Opinión

Menos móvil y más revistas

Hasta hace poco, en las peluquerías el tiempo se medía en revistas. Pero, igual que numerosos bares han aprovechado la pandemia para sacudirse el gasto en periódicos, muchos salones han suprimido los magacines. La revista era un biombo tras el que esconderse de los otros, y, sobre todo, de la propia imagen en el espejo, porque nunca se es tan feo como en la peluquería ni tan guapo como en Instagram. Amortajada la dignidad en una bata, con el pelo cubierto de papel de aluminio, como si fuera uno un bocadillo para llevar, quedaba el consuelo de evadirse entre casas recargadas y personajes con esa afectación suprema que es el intento de posar con naturalidad; se podía jugar a detective privado y tratar de adivinar quién habría arrancado la receta de cocina y quién la muestra de crema. Las revistas permitían la observación discreta de aquellas señoras cuyos cardados parecían reclamaciones del Peñón; o entrenar los músculos faciales sin ser visto, como Laurence Olivier cuando viajaba en tren.

Todos somos iguales ante el peluquero, ya lo dijo Karl Kraus. Pero las revistas conferían un modo de distinguirse. Estaba la clienta enganchada a la belleza y la que prefería el cotilleo, la de mirada aspiracional y quien optaba por inhibir la envidia con portadas con muchos «aarg». Las inseguras o con cuitas amorosas hacían los test de Cosmopolitan. Las publicaciones de decoración se hojeaban con desgana matrimonial, sin perder de vista a quien se demoraba con ¡Hola!, la más deseada, el Can Yaman de los semanarios. No se descarta un tipo de usuario que acudía a la peluquería fundamentalmente a leer revistas. Determinados salones eran, además, impagables archivos de lo rosa, con ejemplares de cuando se casó Lolita o de cuando Julio Iglesias era de raza blanca.

Ahora en las peluquerías se corta por lo insano con el móvil, que no llega para taparse la cara frente al espejo.
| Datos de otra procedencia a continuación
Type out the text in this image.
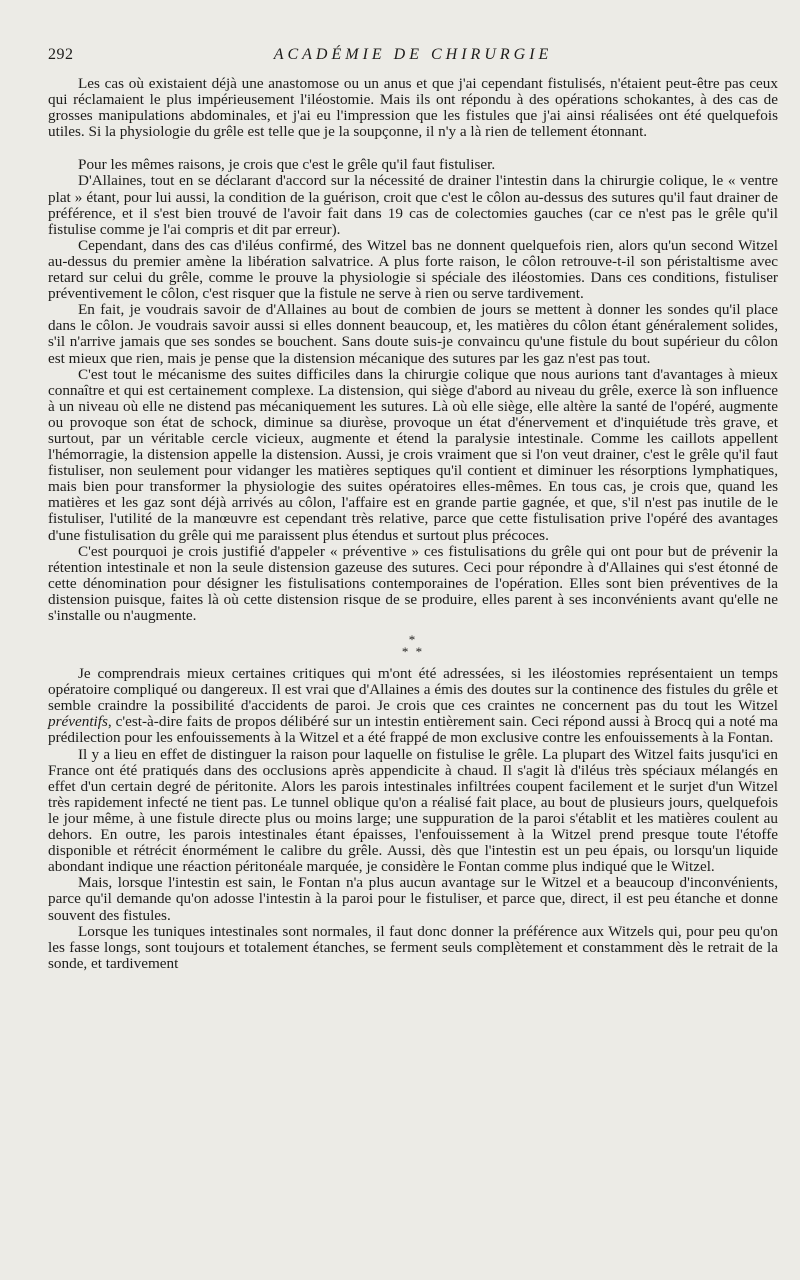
292	ACADÉMIE DE CHIRURGIE

Les cas où existaient déjà une anastomose ou un anus et que j'ai cependant fistulisés, n'étaient peut-être pas ceux qui réclamaient le plus impérieusement l'iléostomie. Mais ils ont répondu à des opérations schokantes, à des cas de grosses manipulations abdominales, et j'ai eu l'impression que les fistules que j'ai ainsi réalisées ont été quelquefois utiles. Si la physiologie du grêle est telle que je la soupçonne, il n'y a là rien de tellement étonnant.

Pour les mêmes raisons, je crois que c'est le grêle qu'il faut fistuliser.

D'Allaines, tout en se déclarant d'accord sur la nécessité de drainer l'intestin dans la chirurgie colique, le « ventre plat » étant, pour lui aussi, la condition de la guérison, croit que c'est le côlon au-dessus des sutures qu'il faut drainer de préférence, et il s'est bien trouvé de l'avoir fait dans 19 cas de colectomies gauches (car ce n'est pas le grêle qu'il fistulise comme je l'ai compris et dit par erreur).

Cependant, dans des cas d'iléus confirmé, des Witzel bas ne donnent quelquefois rien, alors qu'un second Witzel au-dessus du premier amène la libération salvatrice. A plus forte raison, le côlon retrouve-t-il son péristaltisme avec retard sur celui du grêle, comme le prouve la physiologie si spéciale des iléostomies. Dans ces conditions, fistuliser préventivement le côlon, c'est risquer que la fistule ne serve à rien ou serve tardivement.

En fait, je voudrais savoir de d'Allaines au bout de combien de jours se mettent à donner les sondes qu'il place dans le côlon. Je voudrais savoir aussi si elles donnent beaucoup, et, les matières du côlon étant généralement solides, s'il n'arrive jamais que ses sondes se bouchent. Sans doute suis-je convaincu qu'une fistule du bout supérieur du côlon est mieux que rien, mais je pense que la distension mécanique des sutures par les gaz n'est pas tout.

C'est tout le mécanisme des suites difficiles dans la chirurgie colique que nous aurions tant d'avantages à mieux connaître et qui est certainement complexe. La distension, qui siège d'abord au niveau du grêle, exerce là son influence à un niveau où elle ne distend pas mécaniquement les sutures. Là où elle siège, elle altère la santé de l'opéré, augmente ou provoque son état de schock, diminue sa diurèse, provoque un état d'énervement et d'inquiétude très grave, et surtout, par un véritable cercle vicieux, augmente et étend la paralysie intestinale. Comme les caillots appellent l'hémorragie, la distension appelle la distension. Aussi, je crois vraiment que si l'on veut drainer, c'est le grêle qu'il faut fistuliser, non seulement pour vidanger les matières septiques qu'il contient et diminuer les résorptions lymphatiques, mais bien pour transformer la physiologie des suites opératoires elles-mêmes. En tous cas, je crois que, quand les matières et les gaz sont déjà arrivés au côlon, l'affaire est en grande partie gagnée, et que, s'il n'est pas inutile de le fistuliser, l'utilité de la manœuvre est cependant très relative, parce que cette fistulisation prive l'opéré des avantages d'une fistulisation du grêle qui me paraissent plus étendus et surtout plus précoces.

C'est pourquoi je crois justifié d'appeler « préventive » ces fistulisations du grêle qui ont pour but de prévenir la rétention intestinale et non la seule distension gazeuse des sutures. Ceci pour répondre à d'Allaines qui s'est étonné de cette dénomination pour désigner les fistulisations contemporaines de l'opération. Elles sont bien préventives de la distension puisque, faites là où cette distension risque de se produire, elles parent à ses inconvénients avant qu'elle ne s'installe ou n'augmente.

*
* *

Je comprendrais mieux certaines critiques qui m'ont été adressées, si les iléostomies représentaient un temps opératoire compliqué ou dangereux. Il est vrai que d'Allaines a émis des doutes sur la continence des fistules du grêle et semble craindre la possibilité d'accidents de paroi. Je crois que ces craintes ne concernent pas du tout les Witzel préventifs, c'est-à-dire faits de propos délibéré sur un intestin entièrement sain. Ceci répond aussi à Brocq qui a noté ma prédilection pour les enfouissements à la Witzel et a été frappé de mon exclusive contre les enfouissements à la Fontan.

Il y a lieu en effet de distinguer la raison pour laquelle on fistulise le grêle. La plupart des Witzel faits jusqu'ici en France ont été pratiqués dans des occlusions après appendicite à chaud. Il s'agit là d'iléus très spéciaux mélangés en effet d'un certain degré de péritonite. Alors les parois intestinales infiltrées coupent facilement et le surjet d'un Witzel très rapidement infecté ne tient pas. Le tunnel oblique qu'on a réalisé fait place, au bout de plusieurs jours, quelquefois le jour même, à une fistule directe plus ou moins large; une suppuration de la paroi s'établit et les matières coulent au dehors. En outre, les parois intestinales étant épaisses, l'enfouissement à la Witzel prend presque toute l'étoffe disponible et rétrécit énormément le calibre du grêle. Aussi, dès que l'intestin est un peu épais, ou lorsqu'un liquide abondant indique une réaction péritonéale marquée, je considère le Fontan comme plus indiqué que le Witzel.

Mais, lorsque l'intestin est sain, le Fontan n'a plus aucun avantage sur le Witzel et a beaucoup d'inconvénients, parce qu'il demande qu'on adosse l'intestin à la paroi pour le fistuliser, et parce que, direct, il est peu étanche et donne souvent des fistules.

Lorsque les tuniques intestinales sont normales, il faut donc donner la préférence aux Witzels qui, pour peu qu'on les fasse longs, sont toujours et totalement étanches, se ferment seuls complètement et constamment dès le retrait de la sonde, et tardivement
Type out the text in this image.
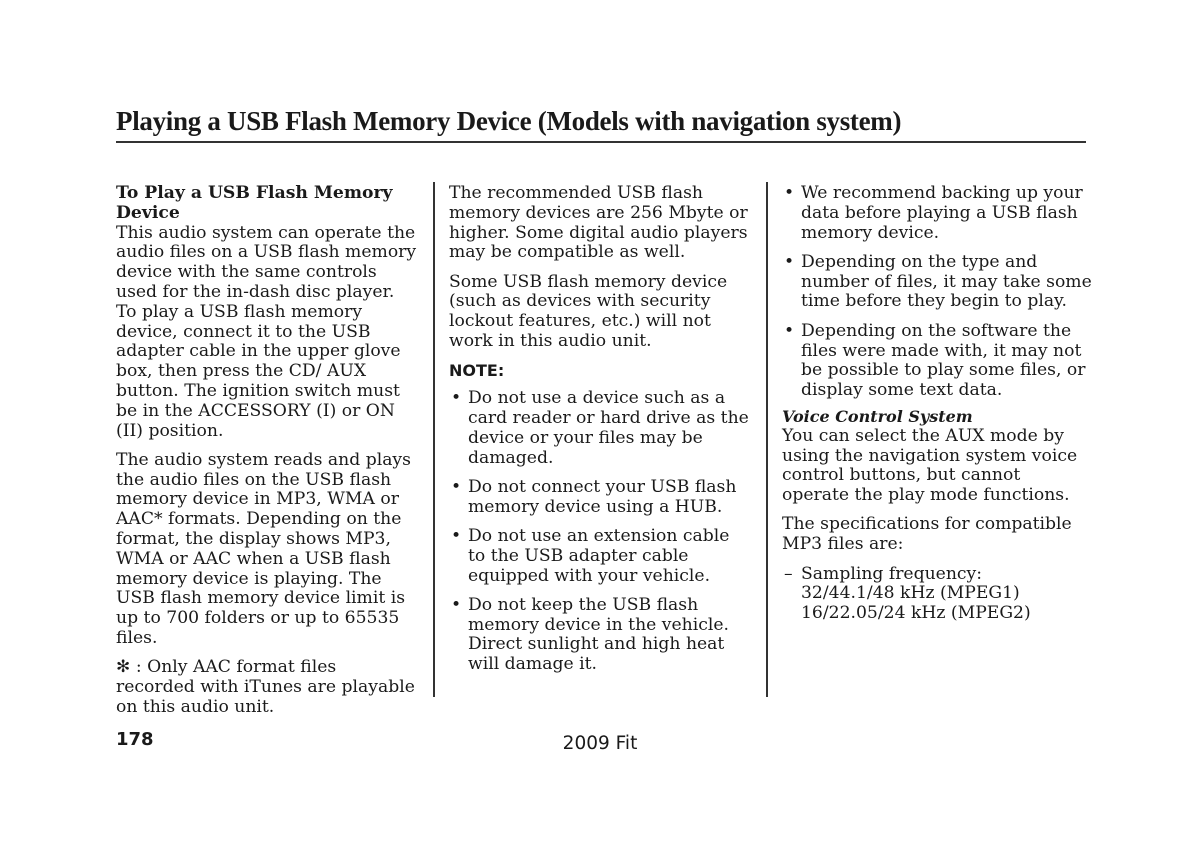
Playing a USB Flash Memory Device (Models with navigation system)

To Play a USB Flash Memory Device

This audio system can operate the audio files on a USB flash memory device with the same controls used for the in-dash disc player. To play a USB flash memory device, connect it to the USB adapter cable in the upper glove box, then press the CD/ AUX button. The ignition switch must be in the ACCESSORY (I) or ON (II) position.

The audio system reads and plays the audio files on the USB flash memory device in MP3, WMA or AAC* formats. Depending on the format, the display shows MP3, WMA or AAC when a USB flash memory device is playing. The USB flash memory device limit is up to 700 folders or up to 65535 files.

✻ : Only AAC format files recorded with iTunes are playable on this audio unit.

The recommended USB flash memory devices are 256 Mbyte or higher. Some digital audio players may be compatible as well.

Some USB flash memory device (such as devices with security lockout features, etc.) will not work in this audio unit.

NOTE:

• Do not use a device such as a card reader or hard drive as the device or your files may be damaged.
• Do not connect your USB flash memory device using a HUB.
• Do not use an extension cable to the USB adapter cable equipped with your vehicle.
• Do not keep the USB flash memory device in the vehicle. Direct sunlight and high heat will damage it.
• We recommend backing up your data before playing a USB flash memory device.
• Depending on the type and number of files, it may take some time before they begin to play.
• Depending on the software the files were made with, it may not be possible to play some files, or display some text data.

Voice Control System

You can select the AUX mode by using the navigation system voice control buttons, but cannot operate the play mode functions.

The specifications for compatible MP3 files are:

– Sampling frequency:
32/44.1/48 kHz (MPEG1)
16/22.05/24 kHz (MPEG2)
178	2009 Fit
Si al menos pudiera llevarse una su ordenador de mesa... Tampoco facilita el comadreo con el estilista que sí fomentaban las revistas, el oyoyoyoyoy. Se habla lo justo para mostrar la foto del influencer que se quiere imitar y luego se mata el tiempo curioseando las redes sociales o editando selfis. Al contrario que la revista, el libro o el periódico, el móvil ofrece un panorama uniformado y resulta difícil hacerse una idea del prójimo más allá de los zapatos o de si manda notas de voz como discursos de Fidel Castro. La ventaja es que nadie se lame el dedo para pasar de pantalla.

En el declive de las revistas ha influido también la crisis de la información rosa tradicional. No es que la curiosidad haya mermado: el chafardero ibérico es una especie más reacia a la desaparición que el corrupto ibérico. Venimos de Eva, la cotilla de Adán. Ocurre que la fama se ha convertido en una mercancía sin valor ahora que todo el mundo cree ser conocido y admirado en las redes, las celebridades se sobreexponen en sus perfiles públicos y los famosos son de medio pelo. Al chismorreo rosa lo ha sustituido el cotilleo político, donde Ferreras vendría a ser un Llongueras espasmódico que no pela, ¡interpela!, y, en lugar de soltar gallos, los pelea.

Sin revistas y con ese secador de conversaciones que es el móvil, las peluquerías pierden como institución socializadora y como centro de investigaciones sociológicas. Claro que todavía hay más verdad en los salones que en el CIS de Tezanos.